Horizon AfricaHorizon Africa is an Ethereum-based blockchain platform that offers blockchain solutions and facilitates DApp development. The Horizon Africa Blockchain Network (HABN) aims to apply blockchain to a number of industries including fintech, digital healthcare, education, governance and more.

According to the company’s co-founder, Suyash Sumaroo,

“Even though the public Ethereum (blockchain) has been available for years, the blockchain landscape in African countries has not developed much. There is a gap which is being filled by Horizon Africa. Its focus is not about creating a network or increasing the value of its token, but instead to allow people to learn about using the network. Building prototypes and ultimately real solutions is a large part of the mission,” he stated in an ITWeb Africa interview.

To make this dream a reality, Horizon Africa aims to involve African developers in the creation of blockchain solutions. The HABN network will provide a ‘test bed’ for local developers to design and deploy DApps that solve specific challenges in areas such as identity management, land registry, supply chains, gaming, and agriculture.

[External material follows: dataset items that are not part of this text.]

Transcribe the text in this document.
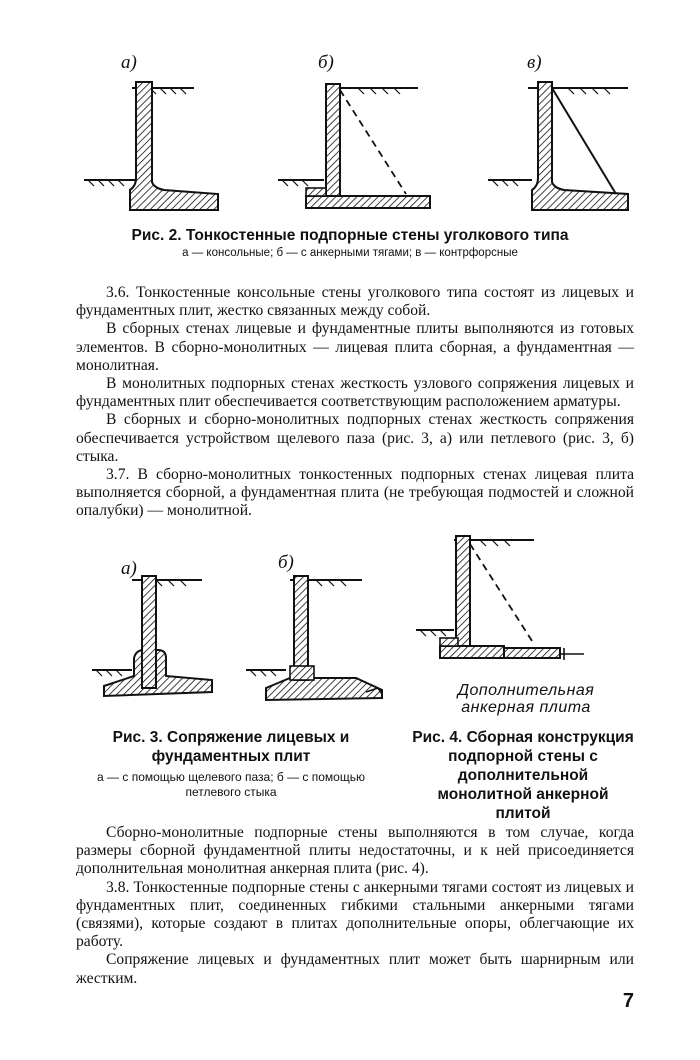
а)	б)	в)
Рис. 2. Тонкостенные подпорные стены уголкового типа
а — консольные; б — с анкерными тягами; в — контрфорсные

3.6. Тонкостенные консольные стены уголкового типа состоят из лицевых и фундаментных плит, жестко связанных между собой.

В сборных стенах лицевые и фундаментные плиты выполняются из готовых элементов. В сборно-монолитных — лицевая плита сборная, а фундаментная — монолитная.

В монолитных подпорных стенах жесткость узлового сопряжения лицевых и фундаментных плит обеспечивается соответствующим расположением арматуры.

В сборных и сборно-монолитных подпорных стенах жесткость сопряжения обеспечивается устройством щелевого паза (рис. 3, а) или петлевого (рис. 3, б) стыка.

3.7. В сборно-монолитных тонкостенных подпорных стенах лицевая плита выполняется сборной, а фундаментная плита (не требующая подмостей и сложной опалубки) — монолитной.

а)	б)
Дополнительная анкерная плита
Рис. 3. Сопряжение лицевых и фундаментных плит
а — с помощью щелевого паза; б — с помощью петлевого стыка
Рис. 4. Сборная конструкция подпорной стены с дополнительной монолитной анкерной плитой

Сборно-монолитные подпорные стены выполняются в том случае, когда размеры сборной фундаментной плиты недостаточны, и к ней присоединяется дополнительная монолитная анкерная плита (рис. 4).

3.8. Тонкостенные подпорные стены с анкерными тягами состоят из лицевых и фундаментных плит, соединенных гибкими стальными анкерными тягами (связями), которые создают в плитах дополнительные опоры, облегчающие их работу.

Сопряжение лицевых и фундаментных плит может быть шарнирным или жестким.

7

Sumaroo believes the uptake of blockchain-based products in Africa will increase within five years. He argues that Horizon Africa’s platform will play an important role in enabling African companies, startups and governments to learn about the technology, develop an implement blockchain systems.

Investing in Jobs of the Future

The platform launch comes after comments shared by the President of the African Development Bank (AfDB), Akinwumi Adesina, at the 2019 Mo Ibrahim Governance Week, where he urged African governments to move away from “investing in the jobs of the past, but rather in the jobs of the future.”

He stated that Africa should position itself to maximise on the opportunities brought by digital technologies such as blockchain, AI, big data analytics, and 3D printing. Sumaroo mirrors the same belief and reiterates that blockchain technology will play a critical role in industries such as finance, agriculture and the public sector in the future of Africa.